We are please to inform you that on May 14, 2021, Santa Fe Gold Corporation (the “Company”) filed a registration statement on Form 10 with the United States Securities and Exchange Commission (“SEC” or “Commission”) to reregister our common stock, a copy of which may be found at https://www.sec.gov/cgi-bin/browse-edgar?company=santa+fe+gold+corp&match=&CIK=&filenum=&State=&Country=&SIC=&owner=exclude&Find=Find+Companies&action=getcompany
. The approval will become automatically effective sixty (60) days from the initial filing date or July 13, 2021. However, the Commission may provide comments or have questions that we will need to address by filing an amendment(s).
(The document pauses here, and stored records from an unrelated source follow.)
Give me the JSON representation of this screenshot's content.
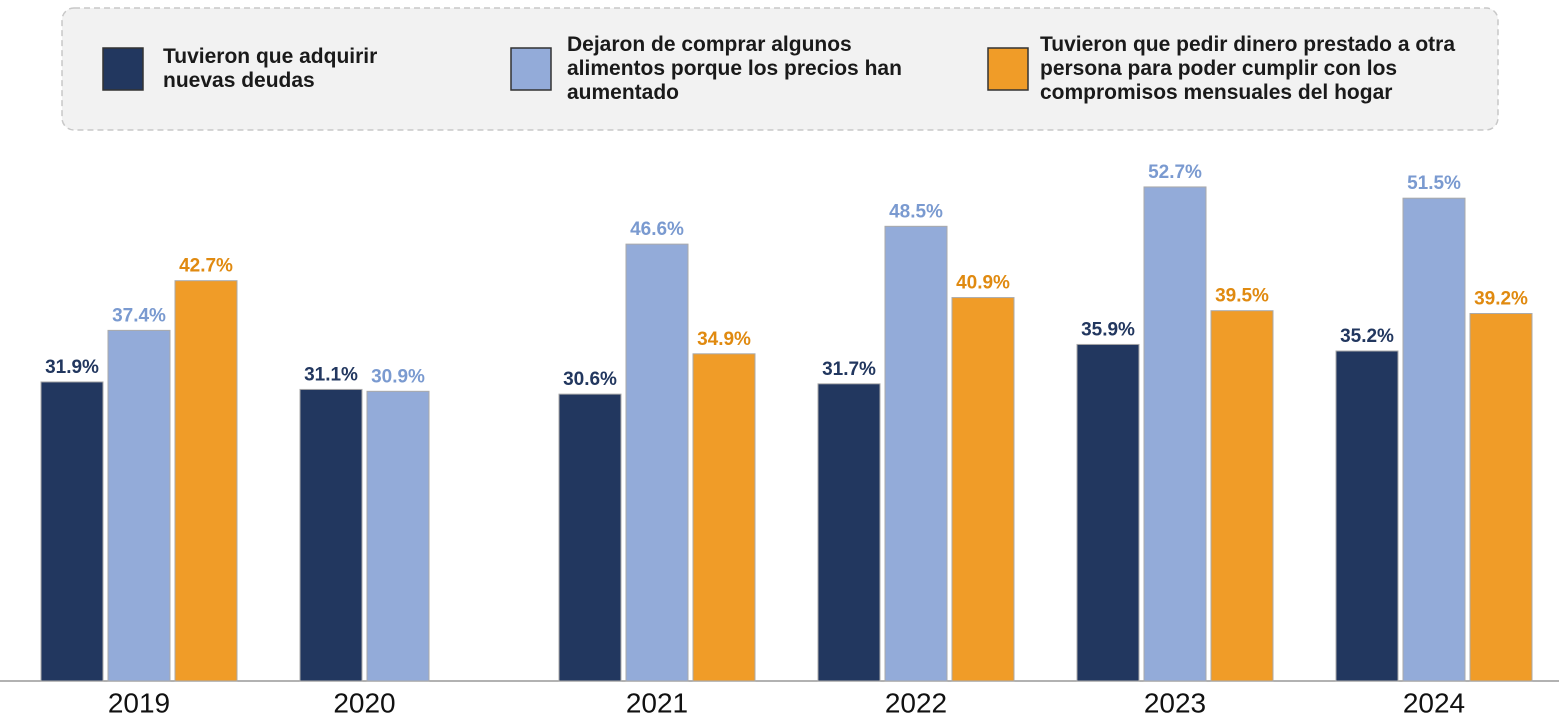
{
  "chart_data": {
    "type": "bar",
    "categories": [
      "2019",
      "2020",
      "2021",
      "2022",
      "2023",
      "2024"
    ],
    "series": [
      {
        "name": "Tuvieron que adquirir nuevas deudas",
        "color": "#22375f",
        "label_color": "#22375f",
        "values": [
          31.9,
          31.1,
          30.6,
          31.7,
          35.9,
          35.2
        ],
        "value_labels": [
          "31.9%",
          "31.1%",
          "30.6%",
          "31.7%",
          "35.9%",
          "35.2%"
        ]
      },
      {
        "name": "Dejaron de comprar algunos alimentos porque los precios han aumentado",
        "color": "#93abd9",
        "label_color": "#7a9ad0",
        "values": [
          37.4,
          30.9,
          46.6,
          48.5,
          52.7,
          51.5
        ],
        "value_labels": [
          "37.4%",
          "30.9%",
          "46.6%",
          "48.5%",
          "52.7%",
          "51.5%"
        ]
      },
      {
        "name": "Tuvieron que pedir dinero prestado a otra persona para poder cumplir con los compromisos mensuales del hogar",
        "color": "#f09c28",
        "label_color": "#e08a10",
        "values": [
          42.7,
          null,
          34.9,
          40.9,
          39.5,
          39.2
        ],
        "value_labels": [
          "42.7%",
          null,
          "34.9%",
          "40.9%",
          "39.5%",
          "39.2%"
        ]
      }
    ],
    "ylim": [
      0,
      60
    ],
    "grid": false
  }
}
Upon effectiveness of the Form 10, the Company becomes subject to the reporting requirements of the Securities Exchange Act of 1934, as amended (the “Exchange Act”) and is obligated to file annual reports on Form 10-K, quarterly reports on Form 10-Q and current reports on Form 8-K. Also, the effectiveness of the Company’s registration statement triggers the managements’ and shareholders’ (beneficially holding five percent (5%) or more of its shares of common stock) reporting requirements for Sections 13 and 16 of the Exchange Act. Even if a shareholder beneficially holding five percent or more of our outstanding shares of common stock has filed Forms 3, 4, and /or 5 in the past, they should refile their position forms on form 3 within 10 days following our effectiveness or no later than July 23, 2021
Standing alone, a Form 10 registration will not cause restricted securities to become unrestricted, however it (along with certain other facts), may affect whether a broker-dealer will be willing to accept Rule 144 as an exemption from registration, thus allowing a restrictive legend to be removed so that shares can be deposited in a brokerage account. Even though an effective Form 10 registration causes an issuer to become subject to the reporting requirements of the Exchange Act, a Form 10 registration statement does not make the Company publicly traded or result in assignment of a ticker symbol, it is only publicly reporting.
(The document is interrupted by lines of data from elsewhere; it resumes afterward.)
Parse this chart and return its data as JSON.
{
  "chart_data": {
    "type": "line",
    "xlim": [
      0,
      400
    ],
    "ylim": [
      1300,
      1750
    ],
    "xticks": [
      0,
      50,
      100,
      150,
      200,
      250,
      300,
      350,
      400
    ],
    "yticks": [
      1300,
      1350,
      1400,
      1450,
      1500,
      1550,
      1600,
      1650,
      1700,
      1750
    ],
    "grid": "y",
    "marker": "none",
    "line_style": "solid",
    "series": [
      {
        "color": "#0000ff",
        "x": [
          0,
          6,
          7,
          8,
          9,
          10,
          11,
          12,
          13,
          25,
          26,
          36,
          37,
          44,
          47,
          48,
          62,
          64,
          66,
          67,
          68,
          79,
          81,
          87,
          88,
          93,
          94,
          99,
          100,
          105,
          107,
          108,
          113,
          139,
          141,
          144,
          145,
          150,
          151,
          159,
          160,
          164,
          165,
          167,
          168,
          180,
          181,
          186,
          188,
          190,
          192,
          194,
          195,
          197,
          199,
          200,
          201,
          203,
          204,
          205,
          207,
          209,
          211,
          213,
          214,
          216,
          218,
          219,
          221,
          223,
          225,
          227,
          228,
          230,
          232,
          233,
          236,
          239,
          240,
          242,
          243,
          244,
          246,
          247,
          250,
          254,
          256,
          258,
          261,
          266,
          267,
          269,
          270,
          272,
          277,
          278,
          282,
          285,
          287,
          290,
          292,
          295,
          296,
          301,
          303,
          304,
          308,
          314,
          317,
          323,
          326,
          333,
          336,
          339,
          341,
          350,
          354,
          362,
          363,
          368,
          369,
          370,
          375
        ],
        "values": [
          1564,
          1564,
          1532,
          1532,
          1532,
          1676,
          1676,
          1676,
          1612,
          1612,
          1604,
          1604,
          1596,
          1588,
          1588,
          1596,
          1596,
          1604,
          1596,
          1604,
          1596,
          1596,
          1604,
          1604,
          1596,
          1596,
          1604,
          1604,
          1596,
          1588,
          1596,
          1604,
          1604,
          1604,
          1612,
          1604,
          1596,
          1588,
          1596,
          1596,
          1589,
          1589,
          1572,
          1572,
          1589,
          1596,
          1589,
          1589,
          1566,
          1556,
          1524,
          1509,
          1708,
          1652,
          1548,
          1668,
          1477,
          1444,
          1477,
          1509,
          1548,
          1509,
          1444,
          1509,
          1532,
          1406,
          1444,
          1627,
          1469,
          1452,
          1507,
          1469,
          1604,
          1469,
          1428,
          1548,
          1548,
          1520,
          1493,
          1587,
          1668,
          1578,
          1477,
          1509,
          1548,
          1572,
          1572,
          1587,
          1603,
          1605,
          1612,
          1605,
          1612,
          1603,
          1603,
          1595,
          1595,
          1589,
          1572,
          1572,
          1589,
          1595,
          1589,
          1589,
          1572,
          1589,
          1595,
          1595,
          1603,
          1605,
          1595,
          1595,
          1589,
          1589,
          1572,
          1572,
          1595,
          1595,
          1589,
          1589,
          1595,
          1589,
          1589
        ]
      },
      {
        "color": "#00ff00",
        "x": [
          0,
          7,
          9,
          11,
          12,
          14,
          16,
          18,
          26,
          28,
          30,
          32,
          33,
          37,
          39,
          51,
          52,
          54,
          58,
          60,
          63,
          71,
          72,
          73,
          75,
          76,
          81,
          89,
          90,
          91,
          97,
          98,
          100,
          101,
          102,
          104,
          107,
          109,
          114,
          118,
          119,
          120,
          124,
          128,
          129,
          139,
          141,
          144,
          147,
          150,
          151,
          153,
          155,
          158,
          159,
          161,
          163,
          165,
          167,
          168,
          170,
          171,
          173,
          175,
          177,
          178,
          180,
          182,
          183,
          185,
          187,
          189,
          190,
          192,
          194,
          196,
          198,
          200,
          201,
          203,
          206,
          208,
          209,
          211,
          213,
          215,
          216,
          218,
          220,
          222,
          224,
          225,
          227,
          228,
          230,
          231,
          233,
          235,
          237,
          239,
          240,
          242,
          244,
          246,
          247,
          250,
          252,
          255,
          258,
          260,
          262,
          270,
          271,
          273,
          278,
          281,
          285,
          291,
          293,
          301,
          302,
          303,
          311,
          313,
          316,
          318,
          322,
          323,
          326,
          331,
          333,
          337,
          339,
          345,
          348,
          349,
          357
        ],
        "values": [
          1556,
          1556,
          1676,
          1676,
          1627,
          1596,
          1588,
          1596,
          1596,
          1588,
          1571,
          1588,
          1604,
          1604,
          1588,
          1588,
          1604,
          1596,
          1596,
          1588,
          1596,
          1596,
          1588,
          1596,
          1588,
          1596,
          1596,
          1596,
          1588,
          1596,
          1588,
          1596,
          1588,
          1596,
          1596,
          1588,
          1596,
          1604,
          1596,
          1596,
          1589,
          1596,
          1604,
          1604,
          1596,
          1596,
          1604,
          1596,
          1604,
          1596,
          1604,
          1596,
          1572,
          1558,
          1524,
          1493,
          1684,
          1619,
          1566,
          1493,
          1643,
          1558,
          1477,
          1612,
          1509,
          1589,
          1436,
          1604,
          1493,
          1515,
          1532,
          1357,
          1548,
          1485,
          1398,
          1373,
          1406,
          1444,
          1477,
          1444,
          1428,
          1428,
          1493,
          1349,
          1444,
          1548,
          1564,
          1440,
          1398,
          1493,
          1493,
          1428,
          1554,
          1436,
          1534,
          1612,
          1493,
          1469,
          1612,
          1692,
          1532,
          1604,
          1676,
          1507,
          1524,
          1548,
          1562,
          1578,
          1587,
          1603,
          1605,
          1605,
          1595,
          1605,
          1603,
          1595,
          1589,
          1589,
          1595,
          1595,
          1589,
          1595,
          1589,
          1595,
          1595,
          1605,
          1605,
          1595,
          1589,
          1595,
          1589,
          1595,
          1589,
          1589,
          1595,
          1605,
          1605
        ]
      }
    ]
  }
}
To receive a ticker symbol or revive its old symbol and become publicly traded, the Company must go through FINRA’s process and meet its requirements for trading or quotation. This process is managed by a sponsoring market maker, who is itself, under the registration and regulatory supervision of FINRA. Rule 15(c)2-11 covers the requirements necessary for the initiation or resumption of electronic quotation of securities in the OTC markets. Under Rule 15(c)2-11, a market maker is responsible for preparing and submitting the information and documents required by Form 211, as well as being responsible for finding any applicable exemptions. As stated, FINRA assigns ticker symbols and the Company must meet FINRA requirements; these vary depending upon what exchange company will trade on. In our case, the Company intends to trade by quotation OTC. Recently, the SEC initiated changes that appear to result in OTC Markets performing additional compliance duties and policing more strict continued listing standards. It is not clear exactly how these changes will operate with OTC Markets, but they become effective on September 27, 2021. Currently the information on this process with OTC Markets is not available and management is keeping in contact with them for current updates and related requirements and procedure’s as they develop.